Assim, o homem medieval é um ser muito complexo, e que pela sua constituição física
e seu organismo corpóreo, torna-se ponto de referencia simbólico. O corpo humano
passa a ser a imagem metafórica da sociedade. Para Le Goff, o homem assume uma
imagem positiva de natureza miniaturalizada, criada por Deus e obediente às leis que
foram estabelecidas por Ele. Deste modo assegurava-se a unicidade do organismo
humano e a solidariedade do corpo social. Através de uma perspectiva, podemos
entender o organismo humano e social através da seguinte representação:
11.
12. O HOMEM NA SOCIEDADE
Tripartida:
A sociedade medieval produziu um esquema para descrever sua estrutura e
ofereceu meios intelectuais apropriados para isso. Com o desenvolvimento da sociedade
medieval, a igreja cristã desenvolveu uma série de esquemas articulados para
explicarem as disposições sociais existentes e classificá-las. O Esquema mais conhecido
pelos historiadores foi o esquema trifuncional1. Este esquema distinguia três categorias
sociais: Os que oram, os que guerreiam e os que trabalham (Oratores, bellatores e
laboratores). Este esquema corresponde ao período do ano mil, em que temos nos
documentos da igreja a presença das definições das categorias sociais.

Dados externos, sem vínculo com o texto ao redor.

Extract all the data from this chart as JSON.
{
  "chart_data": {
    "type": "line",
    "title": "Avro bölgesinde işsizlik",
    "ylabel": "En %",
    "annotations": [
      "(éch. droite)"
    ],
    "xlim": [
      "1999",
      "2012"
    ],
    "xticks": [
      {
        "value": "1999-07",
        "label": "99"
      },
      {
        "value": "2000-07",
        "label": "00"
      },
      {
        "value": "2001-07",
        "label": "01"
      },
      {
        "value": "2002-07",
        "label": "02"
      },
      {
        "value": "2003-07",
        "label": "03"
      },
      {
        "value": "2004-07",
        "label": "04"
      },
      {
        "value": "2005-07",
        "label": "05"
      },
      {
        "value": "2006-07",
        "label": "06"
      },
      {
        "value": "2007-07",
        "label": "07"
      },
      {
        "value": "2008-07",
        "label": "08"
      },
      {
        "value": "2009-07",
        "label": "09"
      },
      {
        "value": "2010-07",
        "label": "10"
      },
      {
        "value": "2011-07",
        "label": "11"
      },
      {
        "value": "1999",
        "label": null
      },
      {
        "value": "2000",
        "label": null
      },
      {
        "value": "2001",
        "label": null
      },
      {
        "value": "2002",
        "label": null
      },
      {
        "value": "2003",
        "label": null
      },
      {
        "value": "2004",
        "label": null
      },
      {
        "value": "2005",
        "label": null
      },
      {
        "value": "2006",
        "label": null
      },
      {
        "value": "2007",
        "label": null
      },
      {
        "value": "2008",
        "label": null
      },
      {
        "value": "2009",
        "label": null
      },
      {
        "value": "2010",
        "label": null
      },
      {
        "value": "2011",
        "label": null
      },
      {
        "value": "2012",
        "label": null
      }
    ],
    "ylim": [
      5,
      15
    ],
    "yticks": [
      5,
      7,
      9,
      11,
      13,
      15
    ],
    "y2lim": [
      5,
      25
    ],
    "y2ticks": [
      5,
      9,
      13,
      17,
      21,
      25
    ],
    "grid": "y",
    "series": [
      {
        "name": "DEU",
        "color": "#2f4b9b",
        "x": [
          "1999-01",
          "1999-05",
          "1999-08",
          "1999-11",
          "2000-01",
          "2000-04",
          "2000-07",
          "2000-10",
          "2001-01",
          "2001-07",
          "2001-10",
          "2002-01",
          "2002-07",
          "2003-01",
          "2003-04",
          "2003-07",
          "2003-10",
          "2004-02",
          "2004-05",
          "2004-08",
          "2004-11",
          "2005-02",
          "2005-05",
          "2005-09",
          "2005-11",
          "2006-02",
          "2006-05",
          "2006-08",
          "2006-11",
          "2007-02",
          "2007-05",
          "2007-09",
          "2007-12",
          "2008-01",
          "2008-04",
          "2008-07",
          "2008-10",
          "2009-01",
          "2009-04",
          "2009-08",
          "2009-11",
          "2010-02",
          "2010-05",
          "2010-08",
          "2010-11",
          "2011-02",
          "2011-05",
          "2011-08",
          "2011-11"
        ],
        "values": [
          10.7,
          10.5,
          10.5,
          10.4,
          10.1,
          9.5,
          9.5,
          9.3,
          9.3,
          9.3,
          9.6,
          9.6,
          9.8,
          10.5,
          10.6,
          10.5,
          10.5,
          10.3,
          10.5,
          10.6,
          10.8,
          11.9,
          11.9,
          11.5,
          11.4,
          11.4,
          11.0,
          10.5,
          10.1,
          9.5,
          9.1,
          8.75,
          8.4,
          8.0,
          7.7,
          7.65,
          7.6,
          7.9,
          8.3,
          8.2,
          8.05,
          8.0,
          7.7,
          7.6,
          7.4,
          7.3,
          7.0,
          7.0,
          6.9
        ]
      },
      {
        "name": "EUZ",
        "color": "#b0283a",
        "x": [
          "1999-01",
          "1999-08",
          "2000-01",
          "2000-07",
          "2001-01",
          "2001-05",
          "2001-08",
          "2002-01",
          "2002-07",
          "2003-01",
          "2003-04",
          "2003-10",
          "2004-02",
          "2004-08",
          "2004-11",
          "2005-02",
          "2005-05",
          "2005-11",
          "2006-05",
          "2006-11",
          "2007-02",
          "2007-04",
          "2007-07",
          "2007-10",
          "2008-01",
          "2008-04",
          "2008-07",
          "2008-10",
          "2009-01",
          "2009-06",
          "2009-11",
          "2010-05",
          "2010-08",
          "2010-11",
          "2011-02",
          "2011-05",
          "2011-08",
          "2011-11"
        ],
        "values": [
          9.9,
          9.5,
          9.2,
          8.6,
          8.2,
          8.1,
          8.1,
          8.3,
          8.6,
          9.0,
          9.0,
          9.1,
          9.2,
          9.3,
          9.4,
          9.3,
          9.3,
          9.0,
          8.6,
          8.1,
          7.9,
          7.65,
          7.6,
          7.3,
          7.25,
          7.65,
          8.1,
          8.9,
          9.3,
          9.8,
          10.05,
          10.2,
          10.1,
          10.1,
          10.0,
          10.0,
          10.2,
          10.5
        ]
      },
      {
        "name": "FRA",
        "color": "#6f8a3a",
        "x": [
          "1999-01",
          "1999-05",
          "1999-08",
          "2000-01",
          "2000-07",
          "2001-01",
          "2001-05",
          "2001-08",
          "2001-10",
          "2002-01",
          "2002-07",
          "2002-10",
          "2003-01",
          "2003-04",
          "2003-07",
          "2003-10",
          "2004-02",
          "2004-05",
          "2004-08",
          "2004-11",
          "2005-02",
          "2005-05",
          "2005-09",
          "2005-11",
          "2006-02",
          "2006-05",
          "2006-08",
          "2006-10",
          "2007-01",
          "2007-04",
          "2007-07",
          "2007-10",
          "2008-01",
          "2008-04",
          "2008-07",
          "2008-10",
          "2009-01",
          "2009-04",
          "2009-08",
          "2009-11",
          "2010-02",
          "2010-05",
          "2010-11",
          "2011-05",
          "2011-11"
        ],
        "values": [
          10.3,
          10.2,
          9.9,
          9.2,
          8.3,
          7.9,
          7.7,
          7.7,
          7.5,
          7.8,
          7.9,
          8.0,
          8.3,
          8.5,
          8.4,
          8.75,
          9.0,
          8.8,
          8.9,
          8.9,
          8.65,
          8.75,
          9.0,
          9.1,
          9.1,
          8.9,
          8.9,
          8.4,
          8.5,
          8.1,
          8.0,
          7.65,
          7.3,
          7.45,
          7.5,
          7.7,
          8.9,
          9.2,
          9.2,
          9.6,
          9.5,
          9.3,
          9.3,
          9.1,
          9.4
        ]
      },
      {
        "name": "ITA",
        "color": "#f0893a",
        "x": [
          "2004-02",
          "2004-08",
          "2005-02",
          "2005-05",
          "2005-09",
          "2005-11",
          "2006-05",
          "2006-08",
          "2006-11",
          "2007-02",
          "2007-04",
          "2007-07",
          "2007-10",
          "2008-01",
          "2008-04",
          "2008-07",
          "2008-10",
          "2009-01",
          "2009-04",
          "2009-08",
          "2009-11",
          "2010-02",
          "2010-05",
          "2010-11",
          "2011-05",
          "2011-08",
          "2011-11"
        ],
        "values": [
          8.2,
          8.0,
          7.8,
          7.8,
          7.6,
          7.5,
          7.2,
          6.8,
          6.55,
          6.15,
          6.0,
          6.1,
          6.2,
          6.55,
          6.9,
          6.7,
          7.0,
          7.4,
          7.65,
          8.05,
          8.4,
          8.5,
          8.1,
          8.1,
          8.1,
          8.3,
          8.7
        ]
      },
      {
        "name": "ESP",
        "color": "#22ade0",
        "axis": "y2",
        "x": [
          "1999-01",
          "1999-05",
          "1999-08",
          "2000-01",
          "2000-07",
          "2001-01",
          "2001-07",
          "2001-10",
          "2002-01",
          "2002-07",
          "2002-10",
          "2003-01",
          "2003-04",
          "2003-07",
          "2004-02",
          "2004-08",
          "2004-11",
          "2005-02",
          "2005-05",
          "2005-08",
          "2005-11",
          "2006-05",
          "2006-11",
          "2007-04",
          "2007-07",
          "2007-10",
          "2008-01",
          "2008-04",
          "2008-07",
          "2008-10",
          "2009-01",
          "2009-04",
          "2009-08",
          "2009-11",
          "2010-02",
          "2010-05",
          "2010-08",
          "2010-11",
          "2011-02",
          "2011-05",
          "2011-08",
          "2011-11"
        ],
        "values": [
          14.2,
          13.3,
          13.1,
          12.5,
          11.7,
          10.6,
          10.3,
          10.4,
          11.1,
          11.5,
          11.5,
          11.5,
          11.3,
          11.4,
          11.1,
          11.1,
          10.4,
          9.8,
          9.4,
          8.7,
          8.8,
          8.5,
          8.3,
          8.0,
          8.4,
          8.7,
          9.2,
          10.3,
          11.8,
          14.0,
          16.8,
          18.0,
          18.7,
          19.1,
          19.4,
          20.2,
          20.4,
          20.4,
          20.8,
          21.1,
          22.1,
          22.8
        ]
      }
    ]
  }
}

Os oratores correspondem aos clérigos cuja função é a oração que os coloca em ligação
com o mundo divino e lhes confere grande poder espiritual na Terra. Os bellatores são
os guerreiros, o novo estrato social que monta a cavalo e que irá se transformar em uma
nobreza, a cavalaria. Esta classe protege as demais com o poder das armas. O mundo do
trabalho está definido pela presença dos laboratores, camponeses que com o produto do
seu trabalho sustenta as demais classes. Este esquema teológico se sedimenta na
realidade, e a transforma em um corpo equilibrado e harmonioso, em que cada um
desempenha seus papéis, com a intenção de receber a premiação final, a salvação. Porém
este esquema aparentemente igualitário, afirma Le Goff, reforça a desigualdade social
existente entre as três classes sociais.
13. Conclusão:
Nesta aula discutimos sobre alguma das possibilidades de pensar o
homem medieval. Esta aula esta baseada no livro O Homem
Medieval organizado por Jacques Le Goff, e que nele há estudos
sobre os mais variados elementos sociais que compõem a sociedade
medieval. Vale muito a pena ler esta obra. Referência importante
para todos os professores de História!!!
Em nossa próxima aula continuaremos com a discussão sobre o
homem Medieval, porém vamos falar de alguns indivíduos
marginalizados da sociedade medieval, e que não são encontrados
nos esquemas elaborados pela igreja cristã: A mulher, os
marginais e os excluídos. Um bom estudo a todos!!!
14. REFERÊNCIAS BIBLIOGRÁFICAS:
LE GOFF, Jacques (dir). O Homem Medieval. Lisboa: Editorial Presença,
1989.
LE GOFF, Jacques. A Civilização do Ocidente Medieval. Vol 11. Lisboa:
Editorial Estampa, 1983.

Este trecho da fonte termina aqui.